Mehta has had a long relationship with the Israeli Philharmonic and is its music director for life. Passionate about issues, he uses music to voice his support: "I've always been involved with my music," he says. "I've tried in the Middle East to bring the Arabs and the Jews together. I don't do too much, because of time constraints. But that's not an excuse; we should be doing more. Arabs and Jews sitting together in concerts, but we don't have enough of those.
"Last month I took the Israel Philharmonic to Nazareth and performed for a completely Arab audience. They gave us a standing ovation. Imagine Arabs standing up for a hundred Jews playing on stage. It's very healthy. It doesn't change the West Bank problems, but it brings some goodwill at least."
This maestro is a foodie too. He's a diehard Indian food fan, especially of Parsi food, which he can't get in restaurants. The fact that Indian restaurants have sprouted up everywhere, even in Tel Aviv, does make life easier. His personal favoprite "one of the best Indian restaurants in the world" is Tandoori, which is owned by the Pushkarna family in Tel Aviv. They own four or five restaurants in Israel and surprisingly, Israelis are very much into Indian food. He smiles, "So I'm very much at home there."
So after living on other continents for decades, how close does he feel to India? He says, "Spiritually very close, very close. I keep going back. I have many friends, I still have friends from my youth. I still talk to them on a weekly basis."
While he's very proud of the achievements of India and of Indians abroad, he also sees the full picture, warts and all. He questions why in Bombay, a city of plenty, 60 percent of the people don't have clean drinking water. He also feels strongly about the AIDS epidemic in India. While visiting New York he hosted "A Night for India," a musical fundraiser for American India Foundation to raise funds and awareness for the AIDS-HIV campaign in India.
Mehta was awarded the Padma Vibhushan, India's second highest civilian honor, in 2001. He is going there next October with the Israel Philharmonic Orchestra for a celebration of his late parents' 100th birth anniversary and to open a music school to honor his father's memory: "There's a lot of talent in India. We now have to nurture it so they don't have to leave the country, like a lot of us had to."

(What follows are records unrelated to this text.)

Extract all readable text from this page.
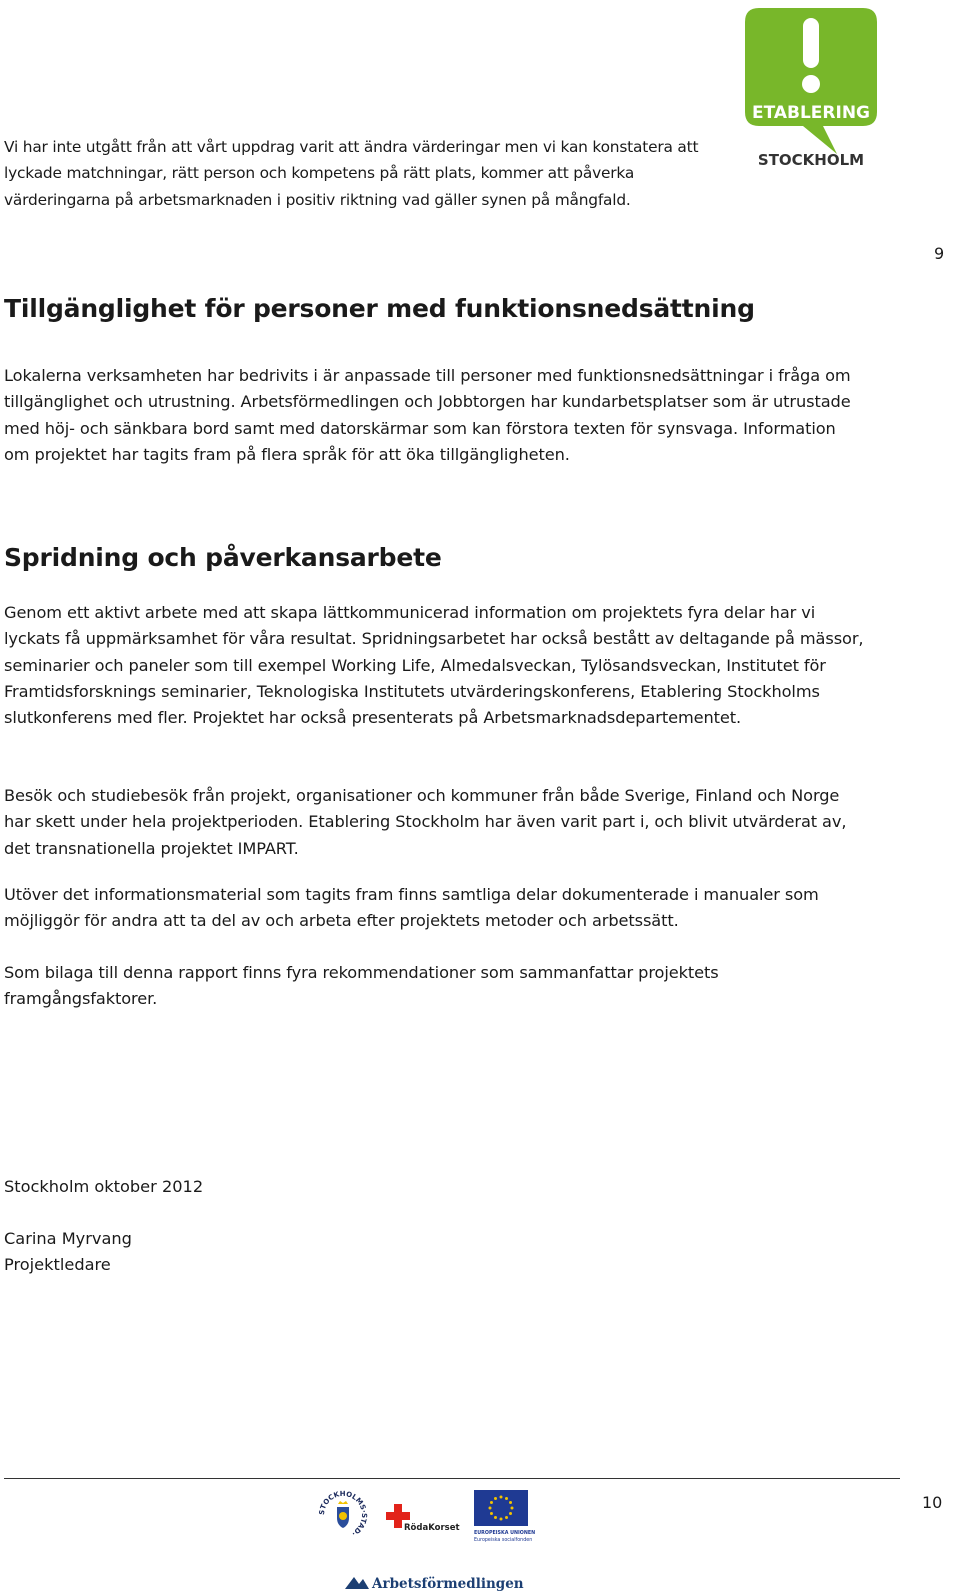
ETABLERING
STOCKHOLM

Vi har inte utgått från att vårt uppdrag varit att ändra värderingar men vi kan konstatera att lyckade matchningar, rätt person och kompetens på rätt plats, kommer att påverka värderingarna på arbetsmarknaden i positiv riktning vad gäller synen på mångfald.

9
Tillgänglighet för personer med funktionsnedsättning

Lokalerna verksamheten har bedrivits i är anpassade till personer med funktionsnedsättningar i fråga om tillgänglighet och utrustning. Arbetsförmedlingen och Jobbtorgen har kundarbetsplatser som är utrustade med höj- och sänkbara bord samt med datorskärmar som kan förstora texten för synsvaga. Information om projektet har tagits fram på flera språk för att öka tillgängligheten.

Spridning och påverkansarbete

Genom ett aktivt arbete med att skapa lättkommunicerad information om projektets fyra delar har vi lyckats få uppmärksamhet för våra resultat. Spridningsarbetet har också bestått av deltagande på mässor, seminarier och paneler som till exempel Working Life, Almedalsveckan, Tylösandsveckan, Institutet för Framtidsforsknings seminarier, Teknologiska Institutets utvärderingskonferens, Etablering Stockholms slutkonferens med fler. Projektet har också presenterats på Arbetsmarknadsdepartementet.

Besök och studiebesök från projekt, organisationer och kommuner från både Sverige, Finland och Norge har skett under hela projektperioden. Etablering Stockholm har även varit part i, och blivit utvärderat av, det transnationella projektet IMPART.

Utöver det informationsmaterial som tagits fram finns samtliga delar dokumenterade i manualer som möjliggör för andra att ta del av och arbeta efter projektets metoder och arbetssätt.

Som bilaga till denna rapport finns fyra rekommendationer som sammanfattar projektets framgångsfaktorer.

Stockholm oktober 2012

Carina Myrvang

Projektledare

STOCKHOLMS·STAD·
RödaKorset
EUROPEISKA UNIONEN
Europeiska socialfonden
Arbetsförmedlingen
10
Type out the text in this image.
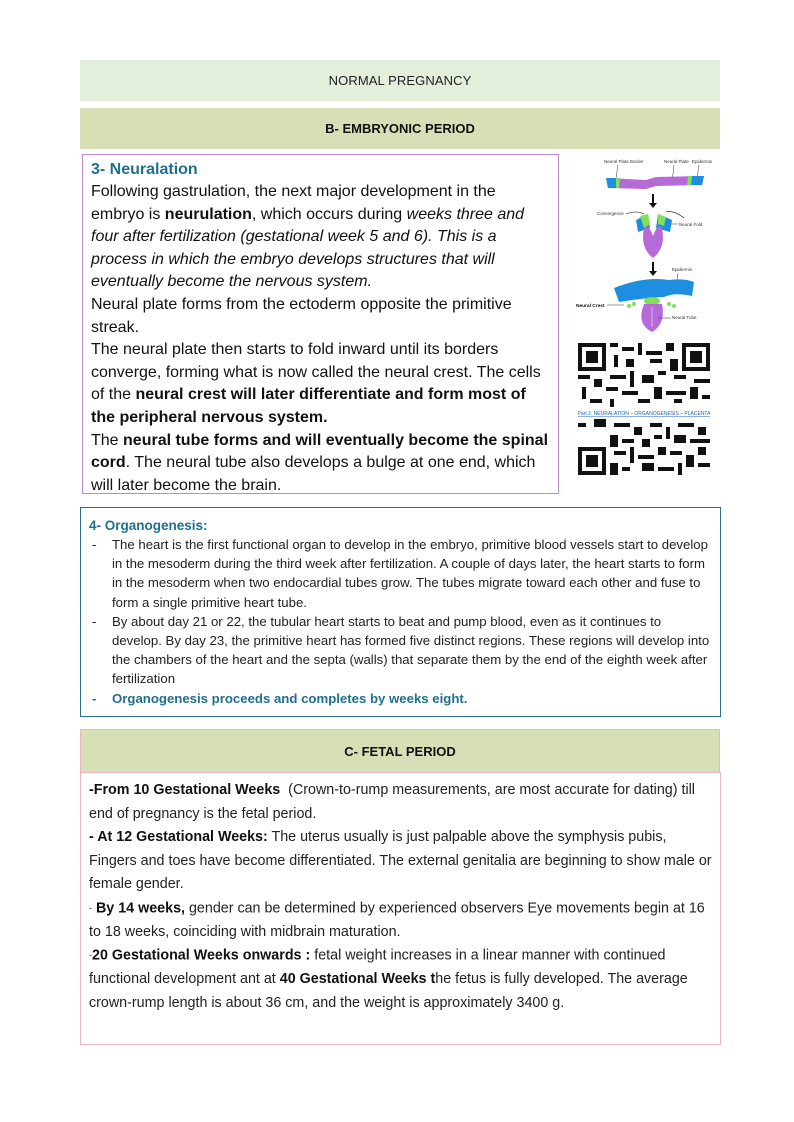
NORMAL PREGNANCY
B- EMBRYONIC PERIOD
3- Neuralation

Following gastrulation, the next major development in the embryo is neurulation, which occurs during weeks three and four after fertilization (gestational week 5 and 6). This is a process in which the embryo develops structures that will eventually become the nervous system.

Neural plate forms from the ectoderm opposite the primitive streak.

The neural plate then starts to fold inward until its borders converge, forming what is now called the neural crest. The cells of the neural crest will later differentiate and form most of the peripheral nervous system.

The neural tube forms and will eventually become the spinal cord. The neural tube also develops a bulge at one end, which will later become the brain.

Neural Plate Border	Neural Plate Epidermis
Convergence
Neural Fold
Epidermis
Neural Crest
Neural Tube
Part 2. NEURALATION – ORGANOGENESIS – PLACENTA
4- Organogenesis:
-	The heart is the first functional organ to develop in the embryo, primitive blood vessels start to develop in the mesoderm during the third week after fertilization. A couple of days later, the heart starts to form in the mesoderm when two endocardial tubes grow. The tubes migrate toward each other and fuse to form a single primitive heart tube.
-	By about day 21 or 22, the tubular heart starts to beat and pump blood, even as it continues to develop. By day 23, the primitive heart has formed five distinct regions. These regions will develop into the chambers of the heart and the septa (walls) that separate them by the end of the eighth week after fertilization
-	Organogenesis proceeds and completes by weeks eight.
C- FETAL PERIOD

-From 10 Gestational Weeks  (Crown-to-rump measurements, are most accurate for dating) till end of pregnancy is the fetal period.

- At 12 Gestational Weeks: The uterus usually is just palpable above the symphysis pubis, Fingers and toes have become differentiated. The external genitalia are beginning to show male or female gender.

- By 14 weeks, gender can be determined by experienced observers Eye movements begin at 16 to 18 weeks, coinciding with midbrain maturation.

-20 Gestational Weeks onwards : fetal weight increases in a linear manner with continued functional development ant at 40 Gestational Weeks the fetus is fully developed. The average crown-rump length is about 36 cm, and the weight is approximately 3400 g.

His father, Mehli Mehta, who had to leave Bombay because there wasn't enough encouragement or funding for western music, always felt the hurt about leaving "that beautiful home by the Arabian Sea, that beautiful country, all my friends and all my music circles," he said.
When I had asked him many years ago he if he had made his peace with Bombay, Mehli Mehta had responded: "I have no quarrel with Bombay. When I came away from Bombay they gave me parties, they gave me receptions and a good send off. But my life, my main aim and my goal is my music. A man stands for his work and my work was not appreciated or accepted."
So when Zubin Mehta inaugurates the Mehli Mehta School in the heart of Bombay for all the emerging young talent in a new India, it will certainly set some things right and complete a story with an unfinished ending.
Yes, things have a way of coming full circle.